Zacznę od samego opakowania, bo poniekąd jest to ważna sprawa. Świnkoziółka nie są w tradycyjnym, szeleszczącym opakowaniu. Folia w której się znajdują jest zdecydowanie matowa, nieszeleszcząca i (wiem, że dziwnie to zabrzmi) taka jakby miękka :D Uważam, że jest to genialne rozwiązanie, bo te tradycyjne opakowania zawsze muszą mi się rozerwać i trudno to jakkolwiek przechowywać. Niestety brakuje mi pudełek patrząc na ilość ziół jaką mamy w zapasie... Także ten aspekt jest na plusik.
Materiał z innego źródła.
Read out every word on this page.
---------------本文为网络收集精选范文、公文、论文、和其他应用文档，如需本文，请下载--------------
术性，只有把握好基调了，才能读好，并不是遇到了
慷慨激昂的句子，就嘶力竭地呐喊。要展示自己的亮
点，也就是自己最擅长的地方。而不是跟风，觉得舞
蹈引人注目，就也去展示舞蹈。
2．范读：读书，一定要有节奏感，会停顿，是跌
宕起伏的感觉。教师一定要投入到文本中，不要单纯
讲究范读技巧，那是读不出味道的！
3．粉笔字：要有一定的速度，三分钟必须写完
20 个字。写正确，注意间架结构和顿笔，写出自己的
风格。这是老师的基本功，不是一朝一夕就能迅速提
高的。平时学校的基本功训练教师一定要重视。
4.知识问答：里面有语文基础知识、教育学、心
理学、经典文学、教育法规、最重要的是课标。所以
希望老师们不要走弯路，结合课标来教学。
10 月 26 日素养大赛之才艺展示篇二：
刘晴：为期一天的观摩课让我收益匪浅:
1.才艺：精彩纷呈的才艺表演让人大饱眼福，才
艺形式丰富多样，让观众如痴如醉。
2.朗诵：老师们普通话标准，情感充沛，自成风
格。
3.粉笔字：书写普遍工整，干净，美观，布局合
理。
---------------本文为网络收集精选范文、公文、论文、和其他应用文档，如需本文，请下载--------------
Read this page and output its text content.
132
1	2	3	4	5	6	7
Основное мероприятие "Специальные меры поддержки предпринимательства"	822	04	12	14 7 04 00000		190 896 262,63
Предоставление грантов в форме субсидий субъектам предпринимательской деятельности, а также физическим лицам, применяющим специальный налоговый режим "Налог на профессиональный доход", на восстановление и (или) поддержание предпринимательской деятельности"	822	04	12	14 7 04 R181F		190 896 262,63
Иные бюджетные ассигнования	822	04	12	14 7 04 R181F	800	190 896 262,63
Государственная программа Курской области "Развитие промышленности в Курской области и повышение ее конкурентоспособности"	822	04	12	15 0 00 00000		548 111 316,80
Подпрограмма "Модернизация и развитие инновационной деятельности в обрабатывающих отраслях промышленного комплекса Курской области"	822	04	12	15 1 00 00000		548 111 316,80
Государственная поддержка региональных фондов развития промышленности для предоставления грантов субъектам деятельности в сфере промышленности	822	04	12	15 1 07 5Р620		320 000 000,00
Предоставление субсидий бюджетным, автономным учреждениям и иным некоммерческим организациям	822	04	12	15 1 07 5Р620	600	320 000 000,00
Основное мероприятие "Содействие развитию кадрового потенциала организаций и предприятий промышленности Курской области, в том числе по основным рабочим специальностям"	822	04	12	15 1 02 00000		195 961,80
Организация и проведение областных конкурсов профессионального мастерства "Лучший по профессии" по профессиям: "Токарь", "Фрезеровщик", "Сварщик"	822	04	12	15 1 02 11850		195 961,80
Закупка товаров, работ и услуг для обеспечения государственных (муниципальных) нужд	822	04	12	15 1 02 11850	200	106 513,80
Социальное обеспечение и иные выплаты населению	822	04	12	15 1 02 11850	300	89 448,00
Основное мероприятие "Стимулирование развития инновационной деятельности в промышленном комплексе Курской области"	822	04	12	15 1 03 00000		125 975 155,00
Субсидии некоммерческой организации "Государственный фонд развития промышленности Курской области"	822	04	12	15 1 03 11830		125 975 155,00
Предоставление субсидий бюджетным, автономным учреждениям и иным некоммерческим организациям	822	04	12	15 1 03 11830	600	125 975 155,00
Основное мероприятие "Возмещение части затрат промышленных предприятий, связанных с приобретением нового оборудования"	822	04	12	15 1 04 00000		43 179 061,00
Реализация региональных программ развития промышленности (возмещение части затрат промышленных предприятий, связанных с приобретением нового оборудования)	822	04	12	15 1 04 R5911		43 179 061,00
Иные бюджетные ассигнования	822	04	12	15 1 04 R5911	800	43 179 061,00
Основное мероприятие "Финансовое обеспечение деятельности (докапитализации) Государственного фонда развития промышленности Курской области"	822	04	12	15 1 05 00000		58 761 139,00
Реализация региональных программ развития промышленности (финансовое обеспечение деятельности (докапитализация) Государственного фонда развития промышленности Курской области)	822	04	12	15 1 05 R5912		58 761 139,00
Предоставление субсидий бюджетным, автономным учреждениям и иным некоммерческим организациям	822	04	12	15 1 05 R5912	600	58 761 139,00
Przy okazji warto wspomnieć o objętości, czyli ile te zioła sobie liczą gramów. Tradycyjna paczuszka choćby ziół podstawowych z HP ma powiedzmy te 100g o ile się nie mylę, natomiast Świnkoziółka mają AŻ 800g! Wiedziałam, że będzie to duża paczka, ale jak zobaczyłam na żywo to byłam zaskoczona ilością. Naprawdę coś ogromnego, powinno na długo starczyć, chociaż moi chłopcy codziennie jedzą minimum garść suszków, więc przy nich będzie różnie.


Skład i wygląd samych ziółek

Skład to rzecz, która dla każdego właściciela zwierzątek jest czymś bardzo ważnym przy wyborze jedzenia dla milusińskich. Jak pewnie można się domyślić, zioła Herbal Pets skład mają bardzo dobry, jak na suszone zioła przystało. Jest on naprawdę całkiem bogaty i miałam wcześniej taką myśl, czy nie będzie to takie samo jak np. zioła podstawowe, tylko że by się wielkością różniło. Jednak nie jest to samo, Świnkoziółka mają równie bogaty skład, ale inny jednak. Cieszę się, że znalazły się takie cuda jak hibiskus i jeżówka, bomby witaminowe dosłownie. Inne również mają mnóstwo cudownych witamin potrzebnych, ale jeżówka przykładowo bardzo dobrze wpływa na odporność, więc warto podawać, żeby ją wzmocnić, jednak pamiętajcie, że nic nie zastąpi wizyty u weta gdy coś się dzieje. Świetnie, że w składzie są również wszelakie gałązki, może moi panowie zaczną w końcu jeść, bo narazie to tylko gałązkami brzozy nie gardzą jak im zerwę.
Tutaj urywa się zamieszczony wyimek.